À la lecture de l'historique de consultation, il est établi que la société [5] a consulté le dossier les 23 et 29 juillet 2021.
La décision de prise en charge a été notifiée par courrier daté du 4 août 2021, c'est-à-dire le lendemain de la fin de la période de consultation du dossier avec possibilité de présenter des observations.
La société [5] reproche donc à la caisse d'avoir été privée de la phase de consultation du dossier sans possibilité de présenter des observations qui court jusqu'à la prise de décision par la caisse.

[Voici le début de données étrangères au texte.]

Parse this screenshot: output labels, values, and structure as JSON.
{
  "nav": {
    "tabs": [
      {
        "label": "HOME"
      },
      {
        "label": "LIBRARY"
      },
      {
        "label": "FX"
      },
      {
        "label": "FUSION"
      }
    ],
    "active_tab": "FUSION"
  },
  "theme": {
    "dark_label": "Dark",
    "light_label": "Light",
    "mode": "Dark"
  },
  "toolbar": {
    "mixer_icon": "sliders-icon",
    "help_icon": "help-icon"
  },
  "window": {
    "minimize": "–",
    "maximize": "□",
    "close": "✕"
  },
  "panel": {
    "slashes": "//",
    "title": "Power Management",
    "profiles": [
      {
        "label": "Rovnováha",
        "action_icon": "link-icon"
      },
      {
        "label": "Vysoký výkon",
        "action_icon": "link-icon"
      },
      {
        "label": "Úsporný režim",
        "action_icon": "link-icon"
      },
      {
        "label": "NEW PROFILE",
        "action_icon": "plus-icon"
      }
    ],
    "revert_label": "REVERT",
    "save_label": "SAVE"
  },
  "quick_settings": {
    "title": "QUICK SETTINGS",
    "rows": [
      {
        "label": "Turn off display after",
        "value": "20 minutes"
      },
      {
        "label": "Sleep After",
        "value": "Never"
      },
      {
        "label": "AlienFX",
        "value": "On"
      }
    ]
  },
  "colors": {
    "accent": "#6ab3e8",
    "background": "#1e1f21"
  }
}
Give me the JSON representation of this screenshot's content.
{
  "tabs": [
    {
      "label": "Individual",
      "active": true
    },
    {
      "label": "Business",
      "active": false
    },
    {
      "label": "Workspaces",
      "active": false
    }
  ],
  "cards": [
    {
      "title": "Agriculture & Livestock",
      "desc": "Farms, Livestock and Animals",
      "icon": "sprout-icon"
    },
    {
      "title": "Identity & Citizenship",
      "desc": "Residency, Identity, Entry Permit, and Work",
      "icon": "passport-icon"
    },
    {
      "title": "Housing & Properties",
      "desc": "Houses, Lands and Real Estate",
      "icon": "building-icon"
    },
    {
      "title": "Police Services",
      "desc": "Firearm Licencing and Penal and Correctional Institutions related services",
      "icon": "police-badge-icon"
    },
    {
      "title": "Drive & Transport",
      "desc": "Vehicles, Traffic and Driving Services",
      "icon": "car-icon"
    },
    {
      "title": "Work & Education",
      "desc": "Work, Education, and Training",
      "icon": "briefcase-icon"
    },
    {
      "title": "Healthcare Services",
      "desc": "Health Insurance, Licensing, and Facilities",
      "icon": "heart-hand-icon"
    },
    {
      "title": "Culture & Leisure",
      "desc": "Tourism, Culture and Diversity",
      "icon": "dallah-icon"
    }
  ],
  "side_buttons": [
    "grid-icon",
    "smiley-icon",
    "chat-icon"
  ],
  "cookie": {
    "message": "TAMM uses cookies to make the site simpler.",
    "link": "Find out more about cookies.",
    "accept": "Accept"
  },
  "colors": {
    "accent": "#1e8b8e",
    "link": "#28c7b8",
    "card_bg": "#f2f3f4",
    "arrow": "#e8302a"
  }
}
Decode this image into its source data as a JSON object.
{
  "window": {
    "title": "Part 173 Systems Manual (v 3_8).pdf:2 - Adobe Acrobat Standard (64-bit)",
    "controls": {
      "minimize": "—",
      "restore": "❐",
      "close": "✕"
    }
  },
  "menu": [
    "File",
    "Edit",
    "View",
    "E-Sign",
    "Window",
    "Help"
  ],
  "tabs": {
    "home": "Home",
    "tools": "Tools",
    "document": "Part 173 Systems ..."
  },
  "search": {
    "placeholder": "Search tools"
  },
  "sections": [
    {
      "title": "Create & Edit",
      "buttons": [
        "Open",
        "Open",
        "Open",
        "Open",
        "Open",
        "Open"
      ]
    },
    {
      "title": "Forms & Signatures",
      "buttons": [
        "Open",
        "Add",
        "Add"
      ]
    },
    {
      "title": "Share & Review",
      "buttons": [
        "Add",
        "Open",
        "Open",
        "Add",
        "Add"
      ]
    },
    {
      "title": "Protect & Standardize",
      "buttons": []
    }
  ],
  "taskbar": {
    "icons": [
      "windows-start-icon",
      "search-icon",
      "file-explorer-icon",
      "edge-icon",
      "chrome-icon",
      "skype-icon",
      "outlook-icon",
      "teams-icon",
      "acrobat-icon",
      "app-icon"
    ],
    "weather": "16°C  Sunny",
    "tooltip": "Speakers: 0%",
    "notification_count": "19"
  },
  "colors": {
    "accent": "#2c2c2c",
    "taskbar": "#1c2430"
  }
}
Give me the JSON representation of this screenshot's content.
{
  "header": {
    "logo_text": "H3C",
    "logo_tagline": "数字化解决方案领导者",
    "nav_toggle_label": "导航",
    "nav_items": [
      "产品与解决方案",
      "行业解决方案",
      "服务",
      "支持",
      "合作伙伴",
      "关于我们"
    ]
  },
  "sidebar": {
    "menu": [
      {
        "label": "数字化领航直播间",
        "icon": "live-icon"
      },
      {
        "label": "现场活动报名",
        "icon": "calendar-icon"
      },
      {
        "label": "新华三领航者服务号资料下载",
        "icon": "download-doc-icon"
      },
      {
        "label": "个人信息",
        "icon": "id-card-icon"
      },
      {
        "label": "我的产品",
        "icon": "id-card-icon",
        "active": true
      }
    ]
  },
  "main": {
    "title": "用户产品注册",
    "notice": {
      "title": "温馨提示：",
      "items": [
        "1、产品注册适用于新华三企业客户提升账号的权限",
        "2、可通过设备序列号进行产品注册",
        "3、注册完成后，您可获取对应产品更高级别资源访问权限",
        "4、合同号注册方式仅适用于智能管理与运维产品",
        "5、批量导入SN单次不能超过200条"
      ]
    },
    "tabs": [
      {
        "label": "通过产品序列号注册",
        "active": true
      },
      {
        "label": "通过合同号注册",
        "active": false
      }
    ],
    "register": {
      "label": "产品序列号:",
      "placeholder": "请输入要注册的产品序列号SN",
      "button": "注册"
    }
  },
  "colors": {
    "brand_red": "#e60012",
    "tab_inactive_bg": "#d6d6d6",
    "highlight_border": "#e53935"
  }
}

Elle prétend que l'absence de cette période de consultation dite passive porte atteinte au principe du contradictoire.
Pourtant, cette phase de consultation n'a d'autre intérêt que d'éventuellement prendre connaissance des observations présentées par l'assuré et qui auraient été formulées au dernier moment dans la phase de consultation précédente. En tout état de cause, elle n'a aucun rôle dans la phase d'instruction du dossier qui ne peut plus être complété à l'issue de la phase de consultation dite active soit le 3 août à minuit, et n'est pas concernée par le respect du principe du contradictoire.
Par conséquent, la durée de cette phase de consultation dite passive écourtée par la date à laquelle la décision de prise en charge intervient est sans incidence sur le respect du principe du contradictoire et ne peut être sanctionnée par l'inopposabilité à l'employeur de la décision de prise en charge.
Sur les dépens et l'article 700 du code de procédure civile
La société [5] est condamnée au paiement des dépens d'appel.
PAR CES MOTIFS
La cour, statuant publiquement par arrêt contradictoire mis à disposition au greffe :
Confirme le jugement en toutes ses dispositions ;
Y ajoutant ;
Condamne la SAS [5] aux dépens d'appel.